When I was an undergraduate studying Greek Art and Archaeology 500–300 BC, I had a tutorial partner who could not write an essay on coins or gems. These objects were so small that they found it impossible to be interested in them.
I wonder what they would have made of the Pylos Combat Agate, presented to the world last week in the New York Times: an object that is undoubtedly magnificent, but absolutely tiny in size (37 mm long!).
Then again, sillier things than its size have kept me from appreciating it.
Finds from the “Griffin Warrior” tomb
The agate was found in the “Griffin Warrior” tomb, one of around two-thousand objects currently being cleaned, studied, and published by a team from the University of Cincinnati. It is believed to be of Minoan (i.e. Cretan) origin. Encrusted with limestone, its taken more than a year for the object to be cleaned and the incredible decoration to be revealed.
Central to the scene is the figure dubbed by the excavators the “hero”: near naked wearing only a loincloth, with flowing locks of hair, this man strides forward over a dead body on the ground, grabs the crest of his opponent’s helmet, and thrusts his sword into his opponent’s neck. The opponent carries a large body-shield and a long thrusting-spear, too long to be an effective weapon now that the hero is so close to him. The opponent and the dead man on the ground wear skirts or kilts, finely decorated despite their minuscule size.
The dead man, like the hero, had a sword known in modern scholarship as Type C, the same as the sword found in the “Griffin Warrior” Tomb, also known from the Argolid and from Crete. It is an exceptionally detailed piece, and although similarly complex scenes (such as one of the gold signet rings from this same grave) and similarly themed scenes are known (such as this scene from a seal found in Grave Circle A at Mycenae, pointed out by Dr Dimitri Nakassis on Twitter), there is nothing quite like it.
Frustration and puzzlement
And yet, for the past week I have been less appreciative and more frustrated by the Pylos Combat Agate. It is not its place in art history that I object to – it deserves the attention that it is getting. But the headline in the New York Times, which several academics on Twitter noted must have been written by John Keats, exemplifies my problem: “A Grecian artifact evokes tales from the Iliad and Odyssey.”
Reading the piece, one finds caveats throughout: “The seal stone’s possible relevance to the Homeric epics is intriguing but elusive.” “We’re not saying this is a representation from Homer,” the excavator, Dr Sharon Stoker, admits. And yet, in the University of Cincinnati’s own article: “It’s a scene that conjures the sweeping and epic battles, larger-than-life heroes and grand adventures of Homer’s The Iliad.” The agate, the Mycenaeans, and Bronze Age Aegean history are all tied inexorably to “Homer”, a shakily historical figure himself who, if he existed, lived some seven centuries or so after the “Griffin Warrior”.

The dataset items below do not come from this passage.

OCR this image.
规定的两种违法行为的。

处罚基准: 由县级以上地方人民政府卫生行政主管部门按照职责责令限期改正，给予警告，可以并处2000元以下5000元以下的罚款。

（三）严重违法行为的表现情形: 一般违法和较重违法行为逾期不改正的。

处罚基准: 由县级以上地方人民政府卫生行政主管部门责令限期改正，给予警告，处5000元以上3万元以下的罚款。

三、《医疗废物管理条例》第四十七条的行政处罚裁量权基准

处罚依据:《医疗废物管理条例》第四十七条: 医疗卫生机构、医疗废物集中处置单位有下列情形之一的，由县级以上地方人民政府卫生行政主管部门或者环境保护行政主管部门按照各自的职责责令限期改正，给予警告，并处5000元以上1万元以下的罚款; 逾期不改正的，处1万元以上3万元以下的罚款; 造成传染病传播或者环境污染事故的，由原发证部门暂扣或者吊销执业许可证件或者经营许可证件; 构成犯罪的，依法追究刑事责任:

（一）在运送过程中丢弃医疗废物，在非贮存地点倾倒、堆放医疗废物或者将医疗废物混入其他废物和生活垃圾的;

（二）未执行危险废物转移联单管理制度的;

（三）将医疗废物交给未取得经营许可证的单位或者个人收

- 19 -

Every time an archaeological discovery makes the news, there are a few clichés that always do the rounds. For a site to be newsworthy, it must “rewrite the history” of whatever region, period, or artefact type it happens to be. If it’s a well-preserved site, it’s “the Pompeii of wherever” (though the “Griffin Warrior” has escaped such a designation, at least for now). And for Aegean prehistory, there is an additional category: it is somehow connected to Homer. It’s frustrating, in part, because the Griffin Warrior Grave is clearly an exciting discovery, but every year the reports from it result in groans rather than gasps from academics (at least on my Twitter feed).

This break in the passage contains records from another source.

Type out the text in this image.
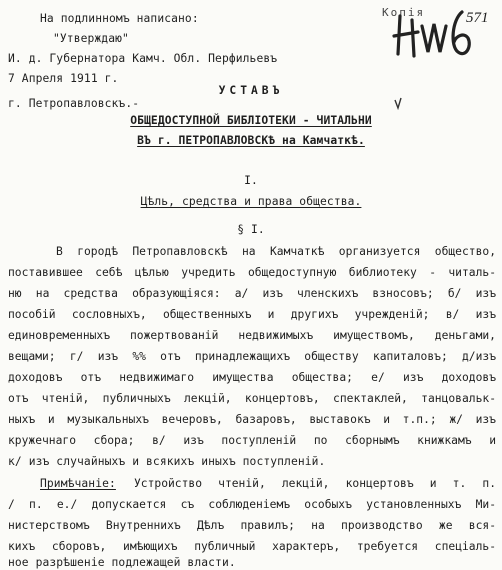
Копія	571
На подлинномъ написано:
"Утверждаю"
И. д. Губернатора Камч. Обл. Перфильевъ
7 Апреля 1911 г.
УСТАВЪ
г. Петропавловскъ.-
ОБЩЕДОСТУПНОЙ БИБЛІОТЕКИ - ЧИТАЛЬНИ
ВЪ г. ПЕТРОПАВЛОВСКѢ на Камчаткѣ.
I.
Цѣль, средства и права общества.
§ I.
В городѣ Петропавловскѣ на Камчаткѣ организуется общество,
поставившее себѣ цѣлью учредить общедоступную библиотеку - читаль-
ню на средства образующiяся: а/ изъ членскихъ взносовъ; б/ изъ
пособій сословныхъ, общественныхъ и другихъ учрежденій; в/ изъ
единовременныхъ пожертвованій недвижимыхъ имуществомъ, деньгами,
вещами; г/ изъ %% отъ принадлежащихъ обществу капиталовъ; д/изъ
доходовъ отъ недвижимаго имущества общества; е/ изъ доходовъ
отъ чтеній, публичныхъ лекцій, концертовъ, спектаклей, танцовальк-
ныхъ и музыкальныхъ вечеровъ, базаровъ, выставокъ и т.п.; ж/ изъ
кружечнаго сбора; в/ изъ поступленій по сборнымъ книжкамъ и
к/ изъ случайныхъ и всякихъ иныхъ поступленій.
Примѣчаніе: Устройство чтеній, лекцій, концертовъ и т. п.
/ п. е./ допускается съ соблюденіемъ особыхъ установленныхъ Ми-
нистерствомъ Внутреннихъ Дѣлъ правилъ; на производство же вся-
кихъ сборовъ, имѣющихъ публичный характеръ, требуется спеціаль-
ное разрѣшеніе подлежащей власти.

New perspectives on early art history
Despite my cynicism, the Pylos Combat Agate does provide a new perspective on early art history – although I still draw the line at saying it rewrites it, or calling it “Greek” (or “Grecian”). Rather, it writes a new chapter, near the beginning, that wonders how a prehistoric engraver managed this level of detail, that marvels at the musculature they managed to achieve, and that (hopefully) recognises that significance of combat imagery to the Minoans and tries not to over-emphasise it in the Mycenaeans (not helped by evoking the Iliad every time something exciting is found).
I would argue that, rather than “rewriting” history every time we find something new, archaeologists and historians get to add a new chapter, a new dimension, to the on-going, collaborative project that history actually is.
I know that it’s my own problem, and I need to learn to appreciate the object without getting aggravated by the sensationalist reporting. My cynicism is rooted in the sensationalist reporting around this tomb over the past few years, as well as the general bingo-card of archaeological news reporting. Had I been alive when the “Heroon” at Lefkandi were excavated in 1981, or on Twitter when the “Warrior-Trader” was published in 1995, I may have had similar reactions to those graves, despite their centrality to my research now (although the name “Warrior-Trader” is still annoying).
The Pylos Combat Agate is the kind of beautiful object that could draw people to Aegean Prehistory without the prescriptive lure of the Homeric epics. I look forward to the thousands of further treasures the “Griffin Warrior” Tomb is sure to contain – and managing my frustration at the reporting.